There were three weddings this month, all very different, but all involving the same promise-- that partners would care for eachother, and we, the church, would do likewise.
This month I have experienced the care of God.
We have had to turn away meals because our mouths cannot keep up and the freezer is full.
Our son is thriving-- packing on pounds-- and learning to smile.
James had an opportunity to try out for a job at Redeemer, and I'm excited to see what other doors God may want us to walk through in the next couple months.
I just went to a baby shower, thrown by a church we are not yet members of, and received gifts from people whose names I don't even fully know yet.
I have reconnected with old friends because we share a "mom bond"
I have reconnected with friends that don't have kids, because I crave conversation that doesn't revolve around kids.
Letters and gift cards come spilling through our mail slot-- providing no shortage of date nights, and teaching me a thing or two about generosity.

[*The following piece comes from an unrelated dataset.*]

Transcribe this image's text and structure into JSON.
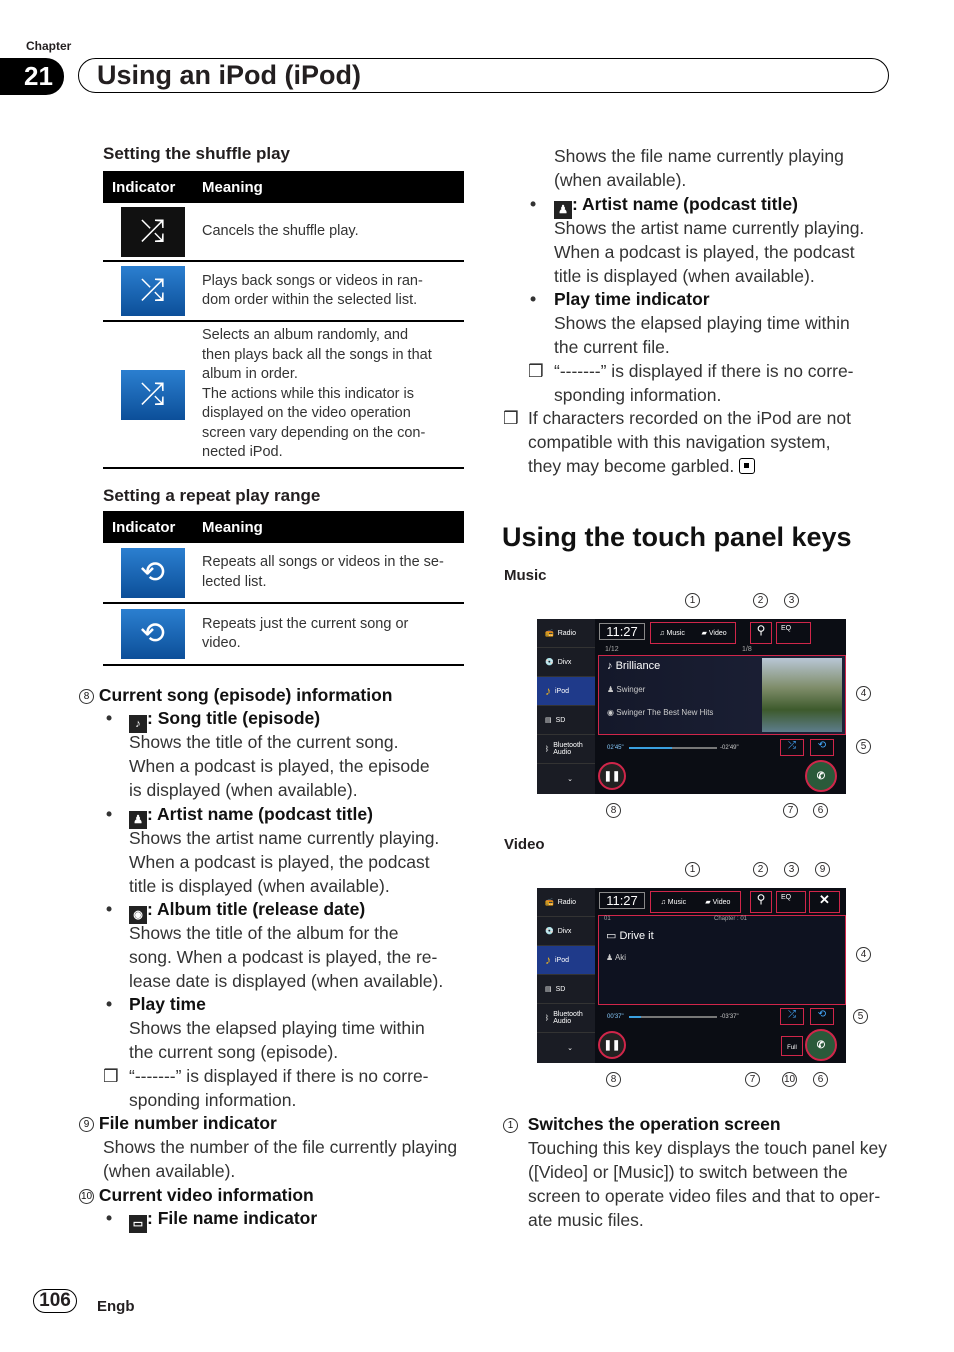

This past Sunday was Jesse's baptism.
As a kid, I didn't quite get it. I snored through the forms, watched the awkward hand-off from grandma to dad, and hoped the baby would scream or something to spice things up. Then I grew up a little, and it began to mean something. Then I became a mom and it really hit me. The forms took on fresh meaning, I hoped James wouldn't drop Jesse during the awkward hand-off, and I really hoped Jesse wouldn't ball his eyes out. Standing there, making a promise to care for Jesse, hearing the church make the same promise, and watching the water pour over Jesse's head and into his eyes, I felt the powerful, inconceivable love of God. God cares.So much so, that He chose to make a covenant with a handful of grimy sinners, a covenant that we can't even keep, so He keeps it all. Jesse has a Parent that knows his needs more than I ever will-- it's a humbling and a reassuring thought.
And so it has been a memorable month.
But not everything has been peachy, rosy rainbows. A more rounded picture of the month would include Ree getting pooped on, multiple times.
Pulling out her back-- also not so great.
Coping with the insecurities of being a mom who can't make her kid stop crying.
Figuring out what a date should look like with the backdrop of a squeeling, squawking infant. Feeling unproductive, despite the full time work of keeping my son alive.
Learning some unpleasant things about myself-- and not liking the learning curve.
The list goes on, but I'd rather end on a high note.
Although it's been raining for about 2 months straight, the sun will come out eventually.
Although Jesse is a "fuss-butt" he smiles for his daddy ( who has coined that term of endearment :)
I just finished an amazing book, "The Good Earth" by Pearl S. Buck. A must read.
Although I'm home alone, I am cared for. This family is cared for.
God is teaching me things, and I am ready to learn.